Die Unterführer Gaetano Gagliano und Tommy Lucchese waren von dieser Einsetzung von außen nicht begeistert, hielten aber offiziell weiter zu Masseria. Allerdings wurde am 9. September 1930 Pinzola von unbekannten Killern erschossen und Gagliano wurde Boss über die Reina-Gang.
Inoffiziell hatten sich beide bereits vermutlich Lucky Luciano angeschlossen. Dieser war ebenfalls wie Gagliano und Lucchese offiziell ein loyaler Anhänger von Masseria. Allerdings war Luciano 1929 von unbekannten Tätern überfallen und fast zu Tode gefoltert worden. Als sein Jugendfreund Meyer Lansky Luciano die wahre Täterschaft durch Masseria enthüllte, beschloss dieser offenbar ein doppeltes Spiel mit Maranzano und Masseria zu treiben. Hinter dem Machtkampf zwischen den traditionellen Mustache Petes Masseria und Maranzano offenbarte sich somit auch ein Generationskonflikt zwischen den in den USA geborenen (den sogenannten „young turks“) um Luciano und den „greaseballs“ (am: Fettklöße), wie die Mustache Petes intern auch genannt wurden.
Im Verlaufe des Konflikts hatten Maranzanos Auftragsmörder Peter Morello, einen wichtigen Verbündeten Masserias, am 15. August 1930 in Harlem getötet, und Masserias Leute hatten Vito Bonventre, einen Untergebenen Maranzanos, ermordet. Die Ermordung Morellos markiert den offensichtlichen Beginn dieses Konfliktes.
Luciano behauptete später, Morello selbst ermordet zu haben, da sein Plan, die beiden Bosse gegeneinander auszuspielen, seinetwegen zu scheitern drohte. Peter Morello, ein Schwager des „Blackhanders“ Ignazio Saietta, war ein Veteran des Organisierten Verbrechens italienischer Prägung in New York City und galt als erfahrener Taktiker.

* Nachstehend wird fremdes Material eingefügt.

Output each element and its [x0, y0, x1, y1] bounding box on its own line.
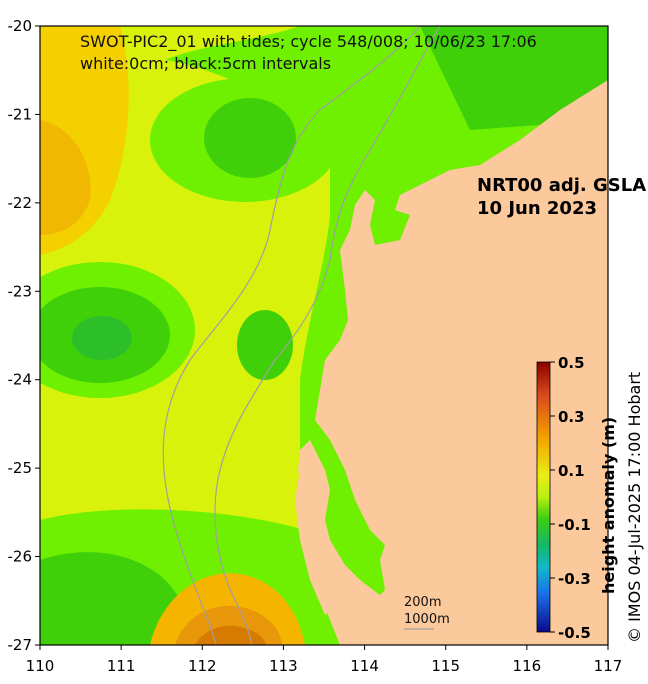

Nach diesen zwei Morden schlossen sich Gagliano und Reina scheinbar Maranzano an. Am 23. Oktober 1930 wurde Joseph Aiello in Chicago ermordet, vermutlich auf Befehl Capones – zu dieser Zeit befanden sich feindliche sizilianische und nicht-sizilianische Fraktionen in gemischten Koalitionen, die nichts mehr mit der ursprünglichen Ausgangslage zu Beginn des Konflikts zu tun hatte.
Infolge des Todes Aiellos gewann Maranzano die Oberhand im Krieg. Unter anderem wurden am 5. November 1930 Stefano Ferrigno und Alfred Mineo ermordet, welche wichtige Verbündete Masserias, Oberhaupt der später als „Genovese-Familie“ bezeichneten Fraktion der La Cosa Nostra, waren. Mitglieder Masserias, so auch sein Nachfolger Francesco Scalice als Oberhaupt der später als „Gambino-Familie“ bezeichneten Gruppe, begannen nun die Seiten zu wechseln, wodurch die ursprüngliche Konstellation – Castellammare gegen Nicht-Castellammare – endgültig aufgehoben wurde.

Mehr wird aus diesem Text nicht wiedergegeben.